LIVET Simon, Louis

Par Jacques Girault, Georges Rougeron

Né le 25 août 1901 à Pierrefitte-sur-Loire (Allier), mort le 26 février 1993 à Vichy (Allier) ; instituteur ; militant syndicaliste du SNI, secrétaire de la section départementale ; militant socialiste.

Fils d’un tailleur d’habits, Simon Livet reçut les premiers sacrements catholiques.

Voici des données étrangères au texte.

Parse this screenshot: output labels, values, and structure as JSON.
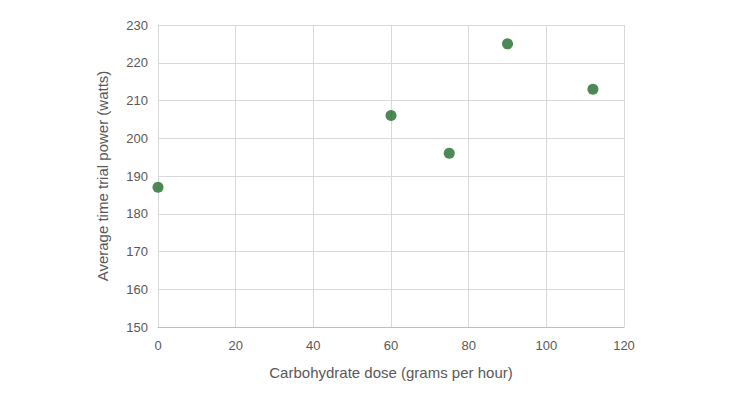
{
  "chart_data": {
    "type": "scatter",
    "x_label": "Carbohydrate dose (grams per hour)",
    "y_label": "Average time trial power (watts)",
    "x": [
      0,
      60,
      75,
      90,
      112
    ],
    "values": [
      187,
      206,
      196,
      225,
      213
    ],
    "color": "#1f6b2a",
    "marker": "circle",
    "xlim": [
      0,
      120
    ],
    "xticks": [
      0,
      20,
      40,
      60,
      80,
      100,
      120
    ],
    "ylim": [
      150,
      230
    ],
    "yticks": [
      150,
      160,
      170,
      180,
      190,
      200,
      210,
      220,
      230
    ],
    "grid": true
  }
}
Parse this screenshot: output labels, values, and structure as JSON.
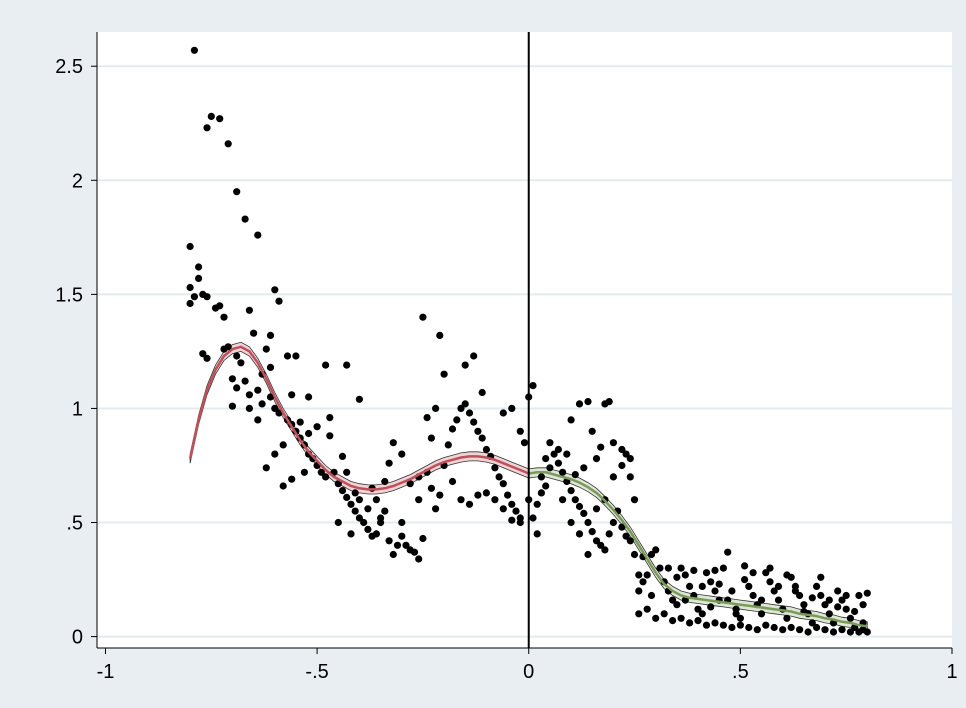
{
  "chart_data": {
    "type": "scatter",
    "title": "",
    "xlabel": "",
    "ylabel": "",
    "xlim": [
      -1.02,
      1.0
    ],
    "ylim": [
      -0.05,
      2.65
    ],
    "x_ticks": [
      -1,
      -0.5,
      0,
      0.5,
      1
    ],
    "x_tick_labels": [
      "-1",
      "-.5",
      "0",
      ".5",
      "1"
    ],
    "y_ticks": [
      0,
      0.5,
      1,
      1.5,
      2,
      2.5
    ],
    "y_tick_labels": [
      "0",
      ".5",
      "1",
      "1.5",
      "2",
      "2.5"
    ],
    "grid": "horizontal",
    "cutoff_x": 0,
    "colors": {
      "background": "#e8eef2",
      "plot_area": "#ffffff",
      "grid": "#e3ebef",
      "points": "#000000",
      "left_fit": "#c0505a",
      "right_fit": "#7a9a5a",
      "cutoff_line": "#000000"
    },
    "scatter": [
      [
        -0.79,
        2.57
      ],
      [
        -0.75,
        2.28
      ],
      [
        -0.73,
        2.27
      ],
      [
        -0.76,
        2.23
      ],
      [
        -0.71,
        2.16
      ],
      [
        -0.69,
        1.95
      ],
      [
        -0.67,
        1.83
      ],
      [
        -0.64,
        1.76
      ],
      [
        -0.8,
        1.71
      ],
      [
        -0.78,
        1.62
      ],
      [
        -0.78,
        1.57
      ],
      [
        -0.8,
        1.53
      ],
      [
        -0.6,
        1.52
      ],
      [
        -0.59,
        1.47
      ],
      [
        -0.79,
        1.49
      ],
      [
        -0.77,
        1.5
      ],
      [
        -0.76,
        1.49
      ],
      [
        -0.8,
        1.46
      ],
      [
        -0.74,
        1.44
      ],
      [
        -0.73,
        1.45
      ],
      [
        -0.72,
        1.4
      ],
      [
        -0.66,
        1.43
      ],
      [
        -0.65,
        1.33
      ],
      [
        -0.62,
        1.26
      ],
      [
        -0.61,
        1.32
      ],
      [
        -0.57,
        1.23
      ],
      [
        -0.55,
        1.23
      ],
      [
        -0.77,
        1.24
      ],
      [
        -0.76,
        1.22
      ],
      [
        -0.72,
        1.26
      ],
      [
        -0.71,
        1.27
      ],
      [
        -0.69,
        1.23
      ],
      [
        -0.7,
        1.13
      ],
      [
        -0.69,
        1.09
      ],
      [
        -0.7,
        1.01
      ],
      [
        -0.67,
        1.12
      ],
      [
        -0.66,
        1.06
      ],
      [
        -0.64,
        1.08
      ],
      [
        -0.63,
        1.02
      ],
      [
        -0.61,
        1.05
      ],
      [
        -0.6,
        1.0
      ],
      [
        -0.59,
        0.98
      ],
      [
        -0.57,
        0.95
      ],
      [
        -0.56,
        0.93
      ],
      [
        -0.55,
        0.9
      ],
      [
        -0.54,
        0.87
      ],
      [
        -0.53,
        0.84
      ],
      [
        -0.52,
        0.8
      ],
      [
        -0.51,
        0.78
      ],
      [
        -0.5,
        0.75
      ],
      [
        -0.49,
        0.72
      ],
      [
        -0.48,
        0.7
      ],
      [
        -0.46,
        0.72
      ],
      [
        -0.45,
        0.67
      ],
      [
        -0.44,
        0.64
      ],
      [
        -0.43,
        0.61
      ],
      [
        -0.42,
        0.58
      ],
      [
        -0.41,
        0.55
      ],
      [
        -0.4,
        0.52
      ],
      [
        -0.39,
        0.5
      ],
      [
        -0.38,
        0.47
      ],
      [
        -0.37,
        0.44
      ],
      [
        -0.36,
        0.45
      ],
      [
        -0.35,
        0.5
      ],
      [
        -0.34,
        0.55
      ],
      [
        -0.33,
        0.42
      ],
      [
        -0.32,
        0.36
      ],
      [
        -0.31,
        0.4
      ],
      [
        -0.3,
        0.44
      ],
      [
        -0.29,
        0.4
      ],
      [
        -0.28,
        0.38
      ],
      [
        -0.27,
        0.37
      ],
      [
        -0.26,
        0.34
      ],
      [
        -0.25,
        0.43
      ],
      [
        -0.47,
        0.96
      ],
      [
        -0.5,
        0.92
      ],
      [
        -0.52,
        0.89
      ],
      [
        -0.54,
        0.94
      ],
      [
        -0.58,
        0.84
      ],
      [
        -0.6,
        0.8
      ],
      [
        -0.62,
        0.74
      ],
      [
        -0.58,
        0.66
      ],
      [
        -0.56,
        0.69
      ],
      [
        -0.53,
        0.72
      ],
      [
        -0.47,
        0.88
      ],
      [
        -0.44,
        0.79
      ],
      [
        -0.43,
        0.72
      ],
      [
        -0.41,
        0.63
      ],
      [
        -0.4,
        0.6
      ],
      [
        -0.38,
        0.56
      ],
      [
        -0.36,
        0.6
      ],
      [
        -0.35,
        0.52
      ],
      [
        -0.33,
        0.76
      ],
      [
        -0.32,
        0.85
      ],
      [
        -0.3,
        0.8
      ],
      [
        -0.28,
        0.67
      ],
      [
        -0.26,
        0.6
      ],
      [
        -0.24,
        0.72
      ],
      [
        -0.23,
        0.65
      ],
      [
        -0.22,
        0.56
      ],
      [
        -0.21,
        0.62
      ],
      [
        -0.2,
        0.75
      ],
      [
        -0.19,
        0.84
      ],
      [
        -0.18,
        0.91
      ],
      [
        -0.17,
        0.95
      ],
      [
        -0.16,
        1.0
      ],
      [
        -0.15,
        1.02
      ],
      [
        -0.14,
        0.98
      ],
      [
        -0.13,
        0.94
      ],
      [
        -0.12,
        0.9
      ],
      [
        -0.11,
        0.87
      ],
      [
        -0.1,
        0.82
      ],
      [
        -0.09,
        0.79
      ],
      [
        -0.08,
        0.74
      ],
      [
        -0.07,
        0.7
      ],
      [
        -0.06,
        0.67
      ],
      [
        -0.05,
        0.62
      ],
      [
        -0.04,
        0.58
      ],
      [
        -0.03,
        0.55
      ],
      [
        -0.02,
        0.52
      ],
      [
        -0.25,
        1.4
      ],
      [
        -0.21,
        1.32
      ],
      [
        -0.48,
        1.19
      ],
      [
        -0.43,
        1.19
      ],
      [
        -0.4,
        1.04
      ],
      [
        -0.2,
        1.15
      ],
      [
        -0.15,
        1.19
      ],
      [
        -0.13,
        1.23
      ],
      [
        -0.11,
        1.07
      ],
      [
        -0.06,
        0.98
      ],
      [
        -0.04,
        1.0
      ],
      [
        -0.02,
        0.9
      ],
      [
        -0.01,
        0.85
      ],
      [
        0.0,
        1.05
      ],
      [
        0.01,
        1.1
      ],
      [
        -0.22,
        1.0
      ],
      [
        -0.23,
        0.87
      ],
      [
        -0.24,
        0.96
      ],
      [
        -0.18,
        0.68
      ],
      [
        -0.16,
        0.6
      ],
      [
        -0.14,
        0.58
      ],
      [
        -0.12,
        0.62
      ],
      [
        -0.1,
        0.63
      ],
      [
        -0.08,
        0.6
      ],
      [
        -0.06,
        0.56
      ],
      [
        -0.04,
        0.51
      ],
      [
        -0.02,
        0.5
      ],
      [
        -0.26,
        0.7
      ],
      [
        -0.3,
        0.5
      ],
      [
        -0.45,
        0.5
      ],
      [
        -0.42,
        0.45
      ],
      [
        -0.37,
        0.65
      ],
      [
        -0.34,
        0.68
      ],
      [
        -0.64,
        0.95
      ],
      [
        -0.66,
        1.0
      ],
      [
        -0.68,
        1.2
      ],
      [
        -0.63,
        1.15
      ],
      [
        -0.61,
        1.18
      ],
      [
        -0.56,
        1.06
      ],
      [
        -0.52,
        1.05
      ],
      [
        0.0,
        0.6
      ],
      [
        0.01,
        0.52
      ],
      [
        0.02,
        0.45
      ],
      [
        0.03,
        0.7
      ],
      [
        0.04,
        0.78
      ],
      [
        0.05,
        0.85
      ],
      [
        0.06,
        0.8
      ],
      [
        0.07,
        0.76
      ],
      [
        0.08,
        0.72
      ],
      [
        0.09,
        0.68
      ],
      [
        0.1,
        0.64
      ],
      [
        0.11,
        0.6
      ],
      [
        0.12,
        0.57
      ],
      [
        0.13,
        0.54
      ],
      [
        0.14,
        0.5
      ],
      [
        0.15,
        0.46
      ],
      [
        0.16,
        0.42
      ],
      [
        0.17,
        0.4
      ],
      [
        0.18,
        0.38
      ],
      [
        0.19,
        0.45
      ],
      [
        0.2,
        0.5
      ],
      [
        0.21,
        0.55
      ],
      [
        0.22,
        0.48
      ],
      [
        0.23,
        0.44
      ],
      [
        0.24,
        0.42
      ],
      [
        0.12,
        1.02
      ],
      [
        0.14,
        1.03
      ],
      [
        0.18,
        1.02
      ],
      [
        0.19,
        1.03
      ],
      [
        0.1,
        0.95
      ],
      [
        0.15,
        0.9
      ],
      [
        0.2,
        0.85
      ],
      [
        0.22,
        0.82
      ],
      [
        0.23,
        0.8
      ],
      [
        0.24,
        0.78
      ],
      [
        0.17,
        0.83
      ],
      [
        0.16,
        0.78
      ],
      [
        0.13,
        0.74
      ],
      [
        0.11,
        0.71
      ],
      [
        0.09,
        0.8
      ],
      [
        0.07,
        0.82
      ],
      [
        0.05,
        0.74
      ],
      [
        0.04,
        0.66
      ],
      [
        0.03,
        0.63
      ],
      [
        0.02,
        0.58
      ],
      [
        0.08,
        0.6
      ],
      [
        0.1,
        0.5
      ],
      [
        0.12,
        0.45
      ],
      [
        0.14,
        0.36
      ],
      [
        0.16,
        0.56
      ],
      [
        0.18,
        0.6
      ],
      [
        0.2,
        0.7
      ],
      [
        0.22,
        0.75
      ],
      [
        0.24,
        0.7
      ],
      [
        0.25,
        0.6
      ],
      [
        0.26,
        0.27
      ],
      [
        0.27,
        0.24
      ],
      [
        0.28,
        0.27
      ],
      [
        0.29,
        0.36
      ],
      [
        0.3,
        0.38
      ],
      [
        0.31,
        0.3
      ],
      [
        0.32,
        0.24
      ],
      [
        0.33,
        0.2
      ],
      [
        0.34,
        0.16
      ],
      [
        0.35,
        0.14
      ],
      [
        0.36,
        0.3
      ],
      [
        0.37,
        0.27
      ],
      [
        0.38,
        0.22
      ],
      [
        0.39,
        0.18
      ],
      [
        0.4,
        0.12
      ],
      [
        0.41,
        0.1
      ],
      [
        0.42,
        0.28
      ],
      [
        0.43,
        0.24
      ],
      [
        0.44,
        0.2
      ],
      [
        0.45,
        0.16
      ],
      [
        0.46,
        0.3
      ],
      [
        0.47,
        0.37
      ],
      [
        0.48,
        0.2
      ],
      [
        0.49,
        0.12
      ],
      [
        0.5,
        0.08
      ],
      [
        0.51,
        0.25
      ],
      [
        0.52,
        0.22
      ],
      [
        0.53,
        0.18
      ],
      [
        0.54,
        0.14
      ],
      [
        0.55,
        0.1
      ],
      [
        0.56,
        0.28
      ],
      [
        0.57,
        0.24
      ],
      [
        0.58,
        0.2
      ],
      [
        0.59,
        0.16
      ],
      [
        0.6,
        0.12
      ],
      [
        0.61,
        0.08
      ],
      [
        0.62,
        0.26
      ],
      [
        0.63,
        0.22
      ],
      [
        0.64,
        0.18
      ],
      [
        0.65,
        0.14
      ],
      [
        0.66,
        0.1
      ],
      [
        0.67,
        0.06
      ],
      [
        0.68,
        0.22
      ],
      [
        0.69,
        0.18
      ],
      [
        0.7,
        0.14
      ],
      [
        0.71,
        0.1
      ],
      [
        0.72,
        0.06
      ],
      [
        0.73,
        0.2
      ],
      [
        0.74,
        0.16
      ],
      [
        0.75,
        0.12
      ],
      [
        0.76,
        0.08
      ],
      [
        0.77,
        0.04
      ],
      [
        0.78,
        0.18
      ],
      [
        0.79,
        0.14
      ],
      [
        0.8,
        0.19
      ],
      [
        0.26,
        0.1
      ],
      [
        0.28,
        0.12
      ],
      [
        0.3,
        0.08
      ],
      [
        0.32,
        0.1
      ],
      [
        0.34,
        0.07
      ],
      [
        0.36,
        0.08
      ],
      [
        0.38,
        0.06
      ],
      [
        0.4,
        0.07
      ],
      [
        0.42,
        0.05
      ],
      [
        0.44,
        0.06
      ],
      [
        0.46,
        0.05
      ],
      [
        0.48,
        0.04
      ],
      [
        0.5,
        0.05
      ],
      [
        0.52,
        0.04
      ],
      [
        0.54,
        0.03
      ],
      [
        0.56,
        0.05
      ],
      [
        0.58,
        0.04
      ],
      [
        0.6,
        0.03
      ],
      [
        0.62,
        0.04
      ],
      [
        0.64,
        0.03
      ],
      [
        0.66,
        0.02
      ],
      [
        0.68,
        0.04
      ],
      [
        0.7,
        0.03
      ],
      [
        0.72,
        0.02
      ],
      [
        0.74,
        0.03
      ],
      [
        0.76,
        0.02
      ],
      [
        0.78,
        0.02
      ],
      [
        0.79,
        0.03
      ],
      [
        0.8,
        0.02
      ],
      [
        0.27,
        0.35
      ],
      [
        0.33,
        0.3
      ],
      [
        0.39,
        0.29
      ],
      [
        0.45,
        0.23
      ],
      [
        0.51,
        0.31
      ],
      [
        0.57,
        0.3
      ],
      [
        0.63,
        0.2
      ],
      [
        0.69,
        0.26
      ],
      [
        0.75,
        0.18
      ],
      [
        0.44,
        0.29
      ],
      [
        0.53,
        0.28
      ],
      [
        0.61,
        0.27
      ],
      [
        0.67,
        0.17
      ],
      [
        0.73,
        0.13
      ],
      [
        0.77,
        0.11
      ],
      [
        0.35,
        0.26
      ],
      [
        0.41,
        0.22
      ],
      [
        0.47,
        0.16
      ],
      [
        0.55,
        0.16
      ],
      [
        0.59,
        0.22
      ],
      [
        0.65,
        0.11
      ],
      [
        0.71,
        0.16
      ],
      [
        0.79,
        0.06
      ],
      [
        0.29,
        0.18
      ],
      [
        0.37,
        0.16
      ],
      [
        0.43,
        0.13
      ],
      [
        0.49,
        0.1
      ],
      [
        0.25,
        0.36
      ],
      [
        0.26,
        0.2
      ]
    ],
    "fit_left": [
      [
        -0.8,
        0.78
      ],
      [
        -0.78,
        0.95
      ],
      [
        -0.76,
        1.08
      ],
      [
        -0.74,
        1.17
      ],
      [
        -0.72,
        1.23
      ],
      [
        -0.7,
        1.26
      ],
      [
        -0.68,
        1.27
      ],
      [
        -0.66,
        1.25
      ],
      [
        -0.64,
        1.2
      ],
      [
        -0.62,
        1.13
      ],
      [
        -0.6,
        1.05
      ],
      [
        -0.58,
        0.98
      ],
      [
        -0.56,
        0.92
      ],
      [
        -0.54,
        0.86
      ],
      [
        -0.52,
        0.81
      ],
      [
        -0.5,
        0.77
      ],
      [
        -0.48,
        0.73
      ],
      [
        -0.46,
        0.7
      ],
      [
        -0.44,
        0.68
      ],
      [
        -0.42,
        0.66
      ],
      [
        -0.4,
        0.65
      ],
      [
        -0.38,
        0.645
      ],
      [
        -0.36,
        0.645
      ],
      [
        -0.34,
        0.65
      ],
      [
        -0.32,
        0.66
      ],
      [
        -0.3,
        0.675
      ],
      [
        -0.28,
        0.69
      ],
      [
        -0.26,
        0.71
      ],
      [
        -0.24,
        0.73
      ],
      [
        -0.22,
        0.75
      ],
      [
        -0.2,
        0.765
      ],
      [
        -0.18,
        0.775
      ],
      [
        -0.16,
        0.785
      ],
      [
        -0.14,
        0.79
      ],
      [
        -0.12,
        0.79
      ],
      [
        -0.1,
        0.785
      ],
      [
        -0.08,
        0.775
      ],
      [
        -0.06,
        0.76
      ],
      [
        -0.04,
        0.745
      ],
      [
        -0.02,
        0.73
      ],
      [
        0.0,
        0.715
      ]
    ],
    "fit_right": [
      [
        0.0,
        0.715
      ],
      [
        0.02,
        0.72
      ],
      [
        0.04,
        0.72
      ],
      [
        0.06,
        0.71
      ],
      [
        0.08,
        0.7
      ],
      [
        0.1,
        0.69
      ],
      [
        0.12,
        0.675
      ],
      [
        0.14,
        0.655
      ],
      [
        0.16,
        0.63
      ],
      [
        0.18,
        0.595
      ],
      [
        0.2,
        0.555
      ],
      [
        0.22,
        0.51
      ],
      [
        0.24,
        0.46
      ],
      [
        0.26,
        0.4
      ],
      [
        0.28,
        0.34
      ],
      [
        0.3,
        0.28
      ],
      [
        0.32,
        0.23
      ],
      [
        0.34,
        0.2
      ],
      [
        0.36,
        0.18
      ],
      [
        0.38,
        0.17
      ],
      [
        0.4,
        0.165
      ],
      [
        0.42,
        0.16
      ],
      [
        0.44,
        0.155
      ],
      [
        0.46,
        0.15
      ],
      [
        0.48,
        0.145
      ],
      [
        0.5,
        0.14
      ],
      [
        0.52,
        0.135
      ],
      [
        0.54,
        0.13
      ],
      [
        0.56,
        0.125
      ],
      [
        0.58,
        0.12
      ],
      [
        0.6,
        0.115
      ],
      [
        0.62,
        0.11
      ],
      [
        0.64,
        0.1
      ],
      [
        0.66,
        0.095
      ],
      [
        0.68,
        0.09
      ],
      [
        0.7,
        0.08
      ],
      [
        0.72,
        0.075
      ],
      [
        0.74,
        0.065
      ],
      [
        0.76,
        0.06
      ],
      [
        0.78,
        0.05
      ],
      [
        0.8,
        0.045
      ]
    ],
    "ci_half_width": 0.02
  }
}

Après le cours complémentaire, il entra à l’École normale d’instituteurs de Moulins (Allier) en 1917. Il accomplit son service militaire dans l’infanterie à Saint-Maixent et au camp de Mailly jusqu’au 30 mai 1923. Il se maria uniquement civilement à Trézelle (Allier) en 1923, avec une institutrice Cécile, Joséphine Mazoit, fille d’un instituteur, ancien membre du conseil d’administration de l’Amicale, et d’une institutrice élue au conseil départemental de l’enseignement primaire. Ils eurent une fille.

Il exerça avec son épouse (poste double) au Donjon (1923-1925), puis à Chatelperron (1926-1952). Il entra au conseil de la section départementale du Syndicat national des instituteurs. Le secrétaire de la section Soulier quittant le département, il lui succéda en 1931 et conserva cette fonction jusqu’en 1937. Responsable de la rédaction du Bulletin, il fit adopter, à plusieurs reprises pendant son passage au secrétariat général, en dépit des mises en garde d’ André Delmas et de l’inspecteur d’académie, des positions unitaires à l’égard de la section départementale de la Fédération CGTU de l’Enseignement notamment lors de l’affaire Joseph Boyer.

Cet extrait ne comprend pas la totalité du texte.